If there are only 2 PC's or devices attached to a hub its as fast as a switch. If more than 2 are attached to a hub, they all have to share the available bandwidth. If use is light, there is no performance difference. If use is heavy (busy office network, servers & internet access & printing, etc.) performance can go down fast.
I don't know of any real benchmarks because the hub vs switch debate was pretty well decided before everything became popular on the internet but you can try a google search - maybe someone's paper was published.
If there are more than 2 devices connected to the switch/hub you will probably notice a difference between a hub and a switch when you do file transfers. I dont know of any place you could even buy a hub right now and even so, switches are so cheap why not get one?
A hub is basically a multiport repeater. As in, it is a layer 1 (physical layer of the OSI model) device only. Which means that a hub doesn't care what port is sends traffic out of except the originating port. A hub forwards traffic regardless of destination MAC to ALL ports except the originating port.

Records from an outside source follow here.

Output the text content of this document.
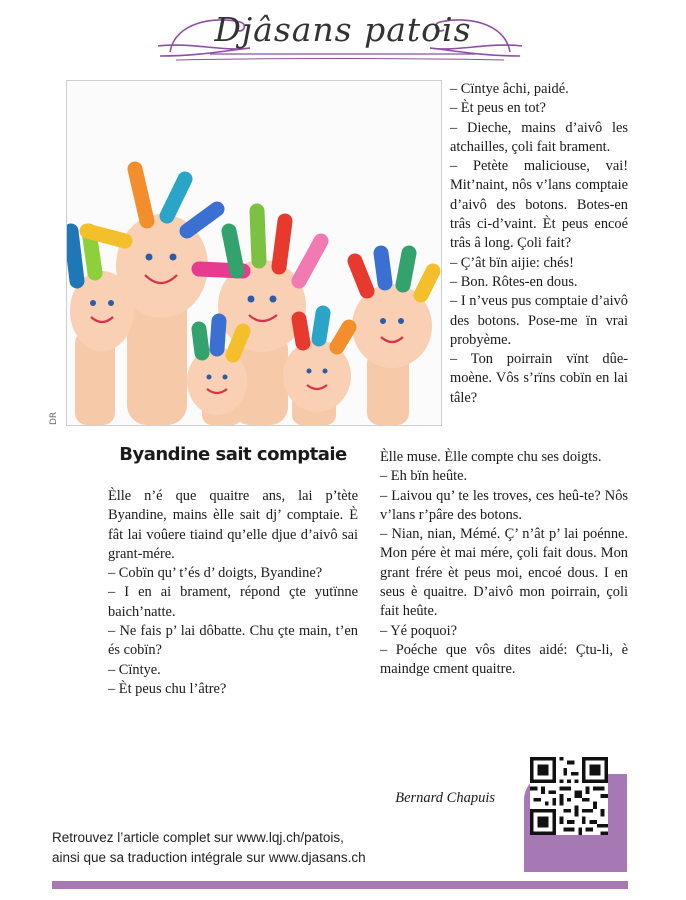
Djâsans patois
DR
Byandine sait comptaie

Èlle n’é que quaitre ans, lai p’tète Byandine, mains èlle sait dj’ comptaie. È fât lai voûere tiaind qu’elle djue d’aivô sai grant-mére.

– Cobïn qu’ t’és d’ doigts, Byandine?

– I en ai brament, répond çte yutïnne baich’natte.

– Ne fais p’ lai dôbatte. Chu çte main, t’en és cobïn?

– Cïntye.

– Èt peus chu l’âtre?

– Cïntye âchi, paidé.

– Èt peus en tot?

– Dieche, mains d’aivô les atchailles, çoli fait brament.

– Petète maliciouse, vai! Mit’naint, nôs v’lans comptaie d’aivô des botons. Botes-en trâs ci-d’vaint. Èt peus encoé trâs â long. Çoli fait?

– Ç’ât bïn aijie: chés!

– Bon. Rôtes-en dous.

– I n’veus pus comptaie d’aivô des botons. Pose-me ïn vrai probyème.

– Ton poirrain vïnt dûe-moène. Vôs s’rïns cobïn en lai tâle?

Èlle muse. Èlle compte chu ses doigts.

– Eh bïn heûte.

– Laivou qu’ te les troves, ces heû-te? Nôs v’lans r’pâre des botons.

– Nian, nian, Mémé. Ç’ n’ât p’ lai poénne. Mon pére èt mai mére, çoli fait dous. Mon grant frére èt peus moi, encoé dous. I en seus è quaitre. D’aivô mon poirrain, çoli fait heûte.

– Yé poquoi?

– Poéche que vôs dites aidé: Çtu-li, è maindge cment quaitre.

Bernard Chapuis
Retrouvez l’article complet sur www.lqj.ch/patois,
ainsi que sa traduction intégrale sur www.djasans.ch
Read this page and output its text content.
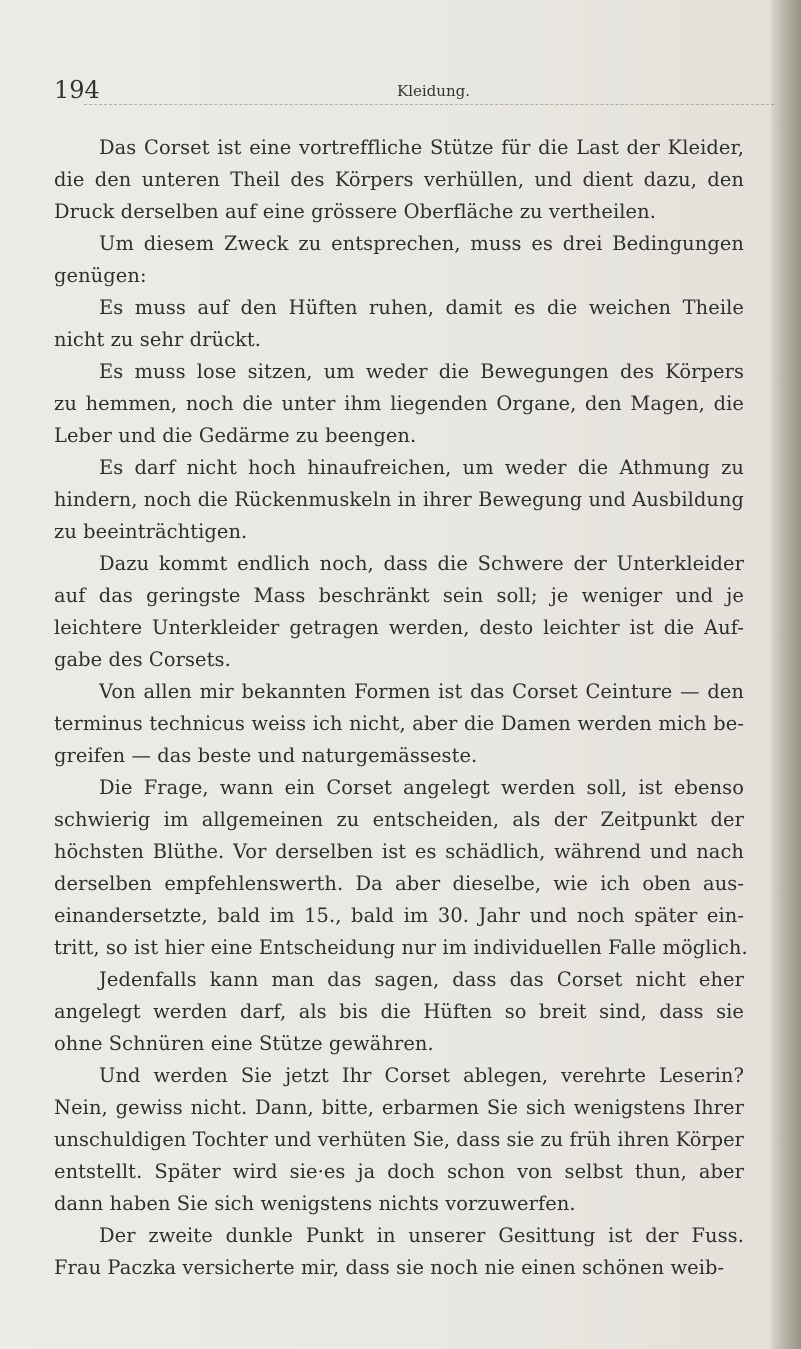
194	Kleidung.
Das Corset ist eine vortreffliche Stütze für die Last der Kleider,
die den unteren Theil des Körpers verhüllen, und dient dazu, den
Druck derselben auf eine grössere Oberfläche zu vertheilen.
Um diesem Zweck zu entsprechen, muss es drei Bedingungen
genügen:
Es muss auf den Hüften ruhen, damit es die weichen Theile
nicht zu sehr drückt.
Es muss lose sitzen, um weder die Bewegungen des Körpers
zu hemmen, noch die unter ihm liegenden Organe, den Magen, die
Leber und die Gedärme zu beengen.
Es darf nicht hoch hinaufreichen, um weder die Athmung zu
hindern, noch die Rückenmuskeln in ihrer Bewegung und Ausbildung
zu beeinträchtigen.
Dazu kommt endlich noch, dass die Schwere der Unterkleider
auf das geringste Mass beschränkt sein soll; je weniger und je
leichtere Unterkleider getragen werden, desto leichter ist die Auf-
gabe des Corsets.
Von allen mir bekannten Formen ist das Corset Ceinture — den
terminus technicus weiss ich nicht, aber die Damen werden mich be-
greifen — das beste und naturgemässeste.
Die Frage, wann ein Corset angelegt werden soll, ist ebenso
schwierig im allgemeinen zu entscheiden, als der Zeitpunkt der
höchsten Blüthe. Vor derselben ist es schädlich, während und nach
derselben empfehlenswerth. Da aber dieselbe, wie ich oben aus-
einandersetzte, bald im 15., bald im 30. Jahr und noch später ein-
tritt, so ist hier eine Entscheidung nur im individuellen Falle möglich.
Jedenfalls kann man das sagen, dass das Corset nicht eher
angelegt werden darf, als bis die Hüften so breit sind, dass sie
ohne Schnüren eine Stütze gewähren.
Und werden Sie jetzt Ihr Corset ablegen, verehrte Leserin?
Nein, gewiss nicht. Dann, bitte, erbarmen Sie sich wenigstens Ihrer
unschuldigen Tochter und verhüten Sie, dass sie zu früh ihren Körper
entstellt. Später wird sie·es ja doch schon von selbst thun, aber
dann haben Sie sich wenigstens nichts vorzuwerfen.
Der zweite dunkle Punkt in unserer Gesittung ist der Fuss.
Frau Paczka versicherte mir, dass sie noch nie einen schönen weib-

A hub is one large collision domain (more collision domains = better) as well as a broadcast domain. This would cause excess traffic on even a 5+ computer LAN IMHO.
A switch is a multiport bridge in that it is layer 2 (data link layer of the OSI model). A basic layer 2 switch keeps track of the MAC addresses of the NIC's that are connected to the switch ports and will only forward traffic to the appropriate port. A switch can support full duplex communications also. A switch creates more collision domains (which is good) but still is a broadcast domain since it will forward a broadcast frame (MAC address with all F's) to every port on the switch.
In short, go with a switch instead of a hub. The above replies are accurate - two PC's on a hub is no difference from a switch. Anymore and your LAN bandwidth will be wasted from forwarded frames that most will just be discarded by the host PC's NIC.